5. Servant Girl Annihilator
One of America's earliest serial killers, the Servant Girl Annihilator stalked Austin, Texas, over the span of a year from December 1884 to December 1885 and had eight known victims. The killer got their nickname because they primarily targeted female servants, but they also had one male victim. Each victim was attacked while asleep in their beds, with several women dragged outside to be murdered. The killings instigated a wave of paranoia and fear in Texas, with a Dec. 26, 1885, article in The New York Times reporting that over four hundred men were arrested by area police over the course of a year. The murders were never officially solved, with some believing that the increased public vigilance and safety measures forced the killer to move away. The most likely suspect was Nathan Elgin, a young African American cook who was shot and killed by police shortly after the last murder for assaulting a woman with a knife.
4. The Long Island Killer
A killer who operated in the Long Island region for at least 20 years from 1996 to (possibly) the present and with anywhere from 10-17 murders attributed to the unknown suspect, the Long Island Killer is one of the most recent American serial killers to go unidentified. Authorities know very little about the suspect, speculating that he is likely a white male in his mid-20s to 40s with extensive knowledge of law enforcement operations and techniques, which would explain how he has avoided capture successfully.
3. The Doodler
The Doodler got his nickname due to his practice of sketching his male victims before having sex with them and stabbing them to death. The killer operated in the San Fransisco area from January 1974 to September 1975 and targeted the area's gay community, claiming between six and 14 lives in the process while injuring multiple other victims who survived. Due to the sensitive nature of identifying as gay at the time, the surviving victims were reluctant to speak to police in fear of being "outed" and as a result, there was very little information for authorities to go on. An unidentified young man was the primary suspect, but was never officially charged because none of the men would testify in court.
2. The Zodiac Killer
Thanks in large part to the 2007 film starring Jake Gyllenhaal and Robert Downey Jr. that depicted the investigation, the Zodiac Killer is perhaps the most infamous unsolved serial killer case in the United States.
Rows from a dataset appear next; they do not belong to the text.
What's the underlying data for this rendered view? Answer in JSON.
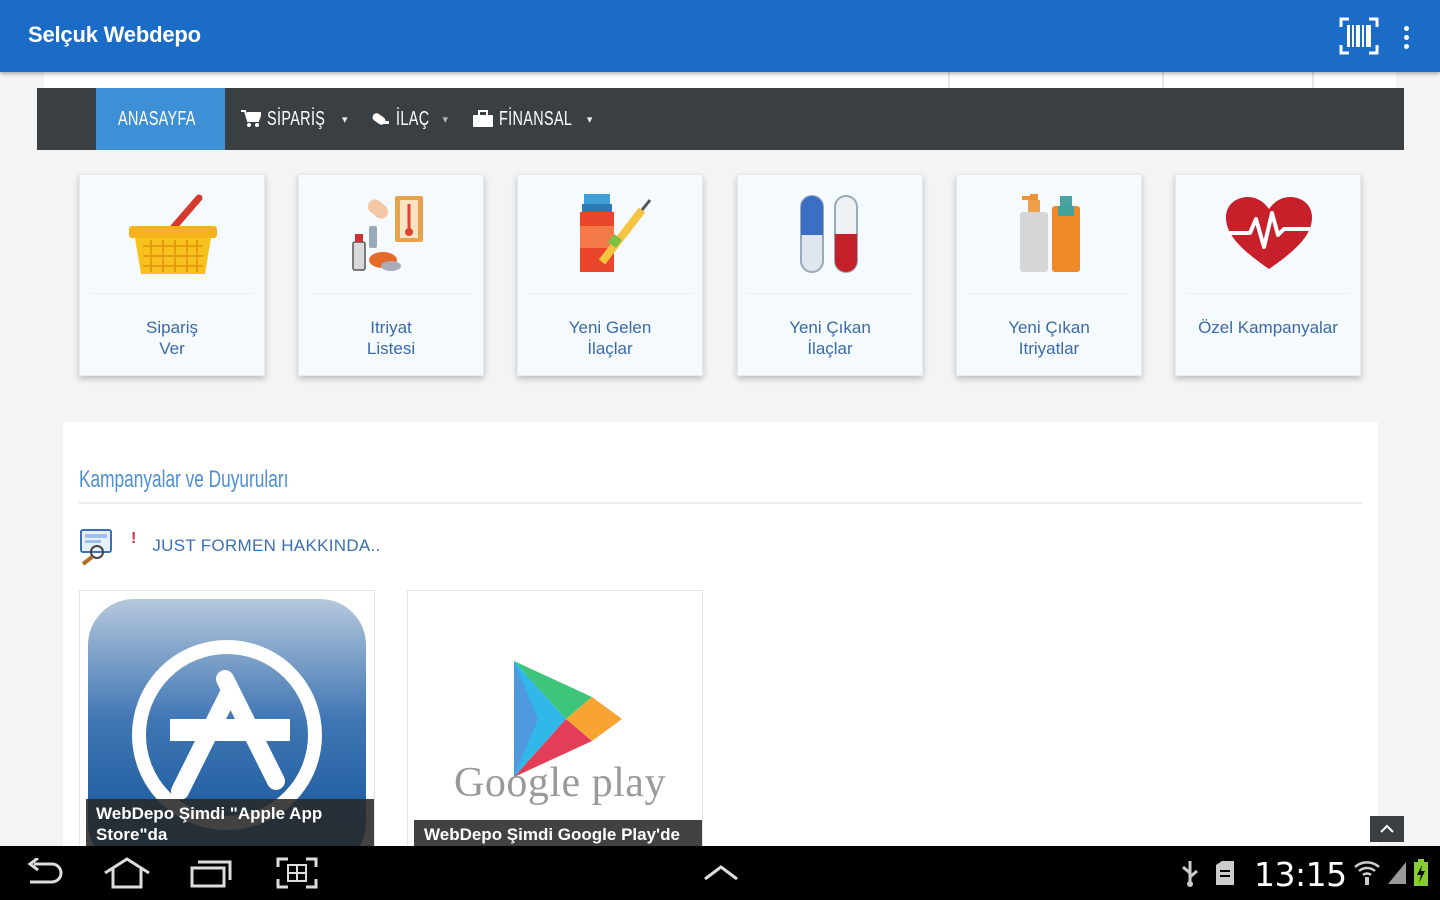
{
  "app": {
    "title": "Selçuk Webdepo"
  },
  "nav": [
    {
      "label": "ANASAYFA",
      "icon": "home-icon",
      "active": true
    },
    {
      "label": "SİPARİŞ",
      "icon": "cart-icon",
      "caret": "▾"
    },
    {
      "label": "İLAÇ",
      "icon": "pill-icon",
      "caret": "▾"
    },
    {
      "label": "FİNANSAL",
      "icon": "briefcase-icon",
      "caret": "▾"
    }
  ],
  "tiles": [
    {
      "label": "Sipariş\nVer",
      "icon": "basket-icon"
    },
    {
      "label": "Itriyat\nListesi",
      "icon": "cosmetics-icon"
    },
    {
      "label": "Yeni Gelen\nİlaçlar",
      "icon": "medicine-bottle-icon"
    },
    {
      "label": "Yeni Çıkan\nİlaçlar",
      "icon": "test-tubes-icon"
    },
    {
      "label": "Yeni Çıkan\nItriyatlar",
      "icon": "lotion-bottles-icon"
    },
    {
      "label": "Özel Kampanyalar",
      "icon": "heartbeat-icon"
    }
  ],
  "announcements": {
    "heading": "Kampanyalar ve Duyuruları",
    "news_marker": "!",
    "news_item": "JUST FORMEN HAKKINDA..",
    "cards": [
      {
        "caption": "WebDepo Şimdi \"Apple App Store\"da",
        "icon": "app-store-icon"
      },
      {
        "caption": "WebDepo Şimdi Google Play'de",
        "icon": "google-play-icon",
        "logo_text": "Google play"
      }
    ]
  },
  "status": {
    "time": "13:15"
  },
  "colors": {
    "appbar": "#1a6cc6",
    "navbar": "#3a3f44",
    "nav_active": "#3d8fd6",
    "link": "#3c6aa8"
  }
}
Much like Jack the Ripper did almost a century prior, the Zodiac taunted police by sending investigators and the Bay Area press cryptic messages, only one of which was ever conclusively solved. There has been an open case file on the Zodiac Killer since 1969 and in total, 5 murders have been definitively linked to the case, with as many as 37 victims possibly being connected. There have been numerous suspects over the years, but this is one case that will likely remain unsolved for a long time to come.
1. Jack the Ripper
He's the most iconic serial killer for a reason, which is primarily because he was never caught. Jack the Ripper is often credited with jump-starting Western culture's serial killer fixation, and it's easy to see why. The Ripper murdered at least five women in the impoverished Whitechapel district of London in 1888 and the media frenzy surrounding the case contributed greatly to public obsession, ignited as it was by a series of letters purportedly sent to police by the killer, including the infamous "From Hell" letter that inspired related modern fiction of the same name. In all, there are now well over 100 theories regarding the Ripper's identity, proving that this unsolved case continues to have a collective hold over our murder-obsessed culture.